Life of the Party, a site directed at UCSB students with a page devoted to the Social Host Ordinance, states that to avoid breaking the law hosts should “check IDs at the door,” a task difficult to perform at IV parties.
Christina Nguyen, a third-year English major and Isla Vista resident, doesn’t agree with this idea.
“I understand the issue with underage high school kids getting into parties. That’s a responsibility for the host,” she said. “But here at college, everyone is an adult and having a good time together. You can’t expect the host to ID everyone.”
To address the issue of underage drinkers discreetly entering a party, the ordinance allows for individuals to call the police to remove them without citing the hosts. Roommates who do not engage in the party and are unaware that underage drinking is occurring cannot be cited and to cite someone, the police must establish that the person knew or should have known that underage drinking was occurring.
Doreen Farr, a member of the Santa Barbara County Board of Supervisors and the only member to vote against the Social Host Ordinance, holds office hours the second Tuesday of every month from 1 p.m. to 3 p.m. outside of Coffee Collaborative as a way for people to discuss community issues. She has noticed that the ordinance has recently become a repeated topic in her discussions.
“People are afraid they’ll be in charge of underage roommates that they have no control over,” Farr said.
Farr explains that very few citations have been given, suggesting unfamiliarity among officers concerning the ordinance and its details.

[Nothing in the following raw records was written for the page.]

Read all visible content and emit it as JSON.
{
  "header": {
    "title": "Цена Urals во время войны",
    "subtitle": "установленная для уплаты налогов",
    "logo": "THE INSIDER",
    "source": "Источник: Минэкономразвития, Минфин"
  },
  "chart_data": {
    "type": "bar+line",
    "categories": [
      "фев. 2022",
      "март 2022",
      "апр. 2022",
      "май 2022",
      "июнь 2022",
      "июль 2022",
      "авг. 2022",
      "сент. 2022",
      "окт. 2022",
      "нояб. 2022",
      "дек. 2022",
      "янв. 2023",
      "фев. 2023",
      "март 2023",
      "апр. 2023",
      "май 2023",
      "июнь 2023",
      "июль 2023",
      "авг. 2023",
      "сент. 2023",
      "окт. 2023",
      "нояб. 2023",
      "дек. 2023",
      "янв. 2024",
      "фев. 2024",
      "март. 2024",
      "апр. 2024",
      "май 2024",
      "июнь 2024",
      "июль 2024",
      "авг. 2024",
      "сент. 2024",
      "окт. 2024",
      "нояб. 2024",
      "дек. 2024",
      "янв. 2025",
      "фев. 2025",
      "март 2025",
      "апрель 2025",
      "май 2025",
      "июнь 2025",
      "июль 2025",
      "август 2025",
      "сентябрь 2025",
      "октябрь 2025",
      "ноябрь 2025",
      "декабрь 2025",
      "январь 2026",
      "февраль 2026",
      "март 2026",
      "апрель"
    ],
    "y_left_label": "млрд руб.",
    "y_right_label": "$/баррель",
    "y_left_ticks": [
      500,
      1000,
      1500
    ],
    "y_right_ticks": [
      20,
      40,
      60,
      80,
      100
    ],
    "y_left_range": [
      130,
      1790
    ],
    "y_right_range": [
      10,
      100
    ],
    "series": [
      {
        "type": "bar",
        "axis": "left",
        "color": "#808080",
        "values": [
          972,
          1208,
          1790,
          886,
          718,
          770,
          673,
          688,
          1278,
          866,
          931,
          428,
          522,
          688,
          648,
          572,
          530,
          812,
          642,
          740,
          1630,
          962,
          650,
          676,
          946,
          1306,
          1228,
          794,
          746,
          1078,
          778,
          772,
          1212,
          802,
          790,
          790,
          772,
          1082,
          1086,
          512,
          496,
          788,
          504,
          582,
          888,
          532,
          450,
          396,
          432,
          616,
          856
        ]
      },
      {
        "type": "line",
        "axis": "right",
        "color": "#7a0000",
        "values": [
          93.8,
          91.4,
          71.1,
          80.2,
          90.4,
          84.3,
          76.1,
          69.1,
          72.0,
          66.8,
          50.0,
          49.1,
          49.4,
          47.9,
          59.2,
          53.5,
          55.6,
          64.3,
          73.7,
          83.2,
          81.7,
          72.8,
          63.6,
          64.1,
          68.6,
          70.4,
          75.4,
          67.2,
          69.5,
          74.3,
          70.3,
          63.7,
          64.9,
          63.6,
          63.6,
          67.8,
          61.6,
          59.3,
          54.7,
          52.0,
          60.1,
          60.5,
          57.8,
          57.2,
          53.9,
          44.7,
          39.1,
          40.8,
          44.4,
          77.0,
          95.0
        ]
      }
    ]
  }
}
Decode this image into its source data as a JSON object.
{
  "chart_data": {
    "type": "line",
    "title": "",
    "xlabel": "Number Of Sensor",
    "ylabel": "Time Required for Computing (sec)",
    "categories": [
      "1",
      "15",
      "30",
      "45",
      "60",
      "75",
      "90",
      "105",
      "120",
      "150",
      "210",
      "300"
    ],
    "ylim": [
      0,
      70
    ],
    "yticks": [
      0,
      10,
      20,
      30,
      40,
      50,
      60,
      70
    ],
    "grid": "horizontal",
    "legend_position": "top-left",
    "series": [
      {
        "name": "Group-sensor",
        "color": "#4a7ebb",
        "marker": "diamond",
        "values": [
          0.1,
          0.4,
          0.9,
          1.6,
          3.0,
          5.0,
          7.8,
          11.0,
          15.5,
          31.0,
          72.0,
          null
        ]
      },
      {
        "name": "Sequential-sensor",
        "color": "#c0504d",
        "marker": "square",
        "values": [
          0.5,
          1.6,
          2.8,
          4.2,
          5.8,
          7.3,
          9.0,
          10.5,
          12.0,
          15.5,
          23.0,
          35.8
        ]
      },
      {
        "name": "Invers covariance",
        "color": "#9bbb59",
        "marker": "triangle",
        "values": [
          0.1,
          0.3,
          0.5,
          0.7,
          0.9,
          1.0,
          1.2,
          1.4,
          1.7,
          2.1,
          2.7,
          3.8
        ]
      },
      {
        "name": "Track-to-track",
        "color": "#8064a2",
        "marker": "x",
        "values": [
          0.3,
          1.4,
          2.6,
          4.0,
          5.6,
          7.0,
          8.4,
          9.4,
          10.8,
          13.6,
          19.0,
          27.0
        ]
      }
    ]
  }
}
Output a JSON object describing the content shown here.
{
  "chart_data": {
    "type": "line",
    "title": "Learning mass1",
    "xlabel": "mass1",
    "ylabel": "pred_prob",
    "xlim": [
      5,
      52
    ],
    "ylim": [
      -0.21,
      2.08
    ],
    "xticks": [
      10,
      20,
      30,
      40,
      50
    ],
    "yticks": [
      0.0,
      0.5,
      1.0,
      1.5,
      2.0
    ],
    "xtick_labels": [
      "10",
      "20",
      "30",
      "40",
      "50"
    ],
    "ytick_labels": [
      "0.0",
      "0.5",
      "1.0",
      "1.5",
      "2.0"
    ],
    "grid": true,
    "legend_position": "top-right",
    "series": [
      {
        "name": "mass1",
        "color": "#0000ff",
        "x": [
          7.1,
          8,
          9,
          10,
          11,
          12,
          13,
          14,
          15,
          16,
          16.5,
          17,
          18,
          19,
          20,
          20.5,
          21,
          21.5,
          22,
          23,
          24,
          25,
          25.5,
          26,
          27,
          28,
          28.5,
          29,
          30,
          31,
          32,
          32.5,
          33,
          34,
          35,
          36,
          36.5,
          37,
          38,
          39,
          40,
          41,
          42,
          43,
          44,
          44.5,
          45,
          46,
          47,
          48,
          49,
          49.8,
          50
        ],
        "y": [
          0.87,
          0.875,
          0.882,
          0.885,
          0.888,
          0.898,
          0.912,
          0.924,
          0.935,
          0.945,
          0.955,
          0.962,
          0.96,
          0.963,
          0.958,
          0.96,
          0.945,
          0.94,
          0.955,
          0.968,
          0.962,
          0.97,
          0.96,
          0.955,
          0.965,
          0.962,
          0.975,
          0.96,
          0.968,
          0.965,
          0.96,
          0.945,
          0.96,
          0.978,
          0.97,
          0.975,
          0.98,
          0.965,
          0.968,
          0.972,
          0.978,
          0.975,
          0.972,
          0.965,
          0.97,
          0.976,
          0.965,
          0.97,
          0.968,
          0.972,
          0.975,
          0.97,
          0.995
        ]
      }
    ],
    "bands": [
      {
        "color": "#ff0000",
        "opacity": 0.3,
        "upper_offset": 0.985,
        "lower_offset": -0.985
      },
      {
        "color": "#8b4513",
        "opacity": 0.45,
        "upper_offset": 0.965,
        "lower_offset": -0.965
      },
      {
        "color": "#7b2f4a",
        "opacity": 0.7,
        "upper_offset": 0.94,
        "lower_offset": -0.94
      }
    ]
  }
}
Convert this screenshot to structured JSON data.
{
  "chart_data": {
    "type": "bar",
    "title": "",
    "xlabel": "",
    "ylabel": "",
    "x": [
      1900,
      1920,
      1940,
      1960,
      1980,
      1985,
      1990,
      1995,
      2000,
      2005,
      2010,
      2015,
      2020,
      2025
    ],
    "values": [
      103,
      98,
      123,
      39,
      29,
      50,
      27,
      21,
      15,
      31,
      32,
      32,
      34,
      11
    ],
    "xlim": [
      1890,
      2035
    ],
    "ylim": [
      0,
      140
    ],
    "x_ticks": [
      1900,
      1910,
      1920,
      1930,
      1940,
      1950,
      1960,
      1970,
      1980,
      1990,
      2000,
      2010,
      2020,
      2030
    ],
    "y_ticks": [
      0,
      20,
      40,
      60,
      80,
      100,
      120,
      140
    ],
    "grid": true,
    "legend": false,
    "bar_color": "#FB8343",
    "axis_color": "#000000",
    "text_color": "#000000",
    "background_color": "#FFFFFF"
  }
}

The ordinance leaves in place the rule that the foot patrol must detect loud noises, fighting, screaming or other indications of an out of control party before entering a home. It is only after entering that the foot patrol can begin to inquire about the age of those present and issue a citation to the hosts and tenants.
The ordinance still continues to worry UCSB students even with the few number of citations given. Doreen Farr assures students that the ordinance is not designed to create a tense rift between the residents and the police.
“The police are always looking for ways to ensure public safety,” Farr said. “The idea is to make everyone more responsible.”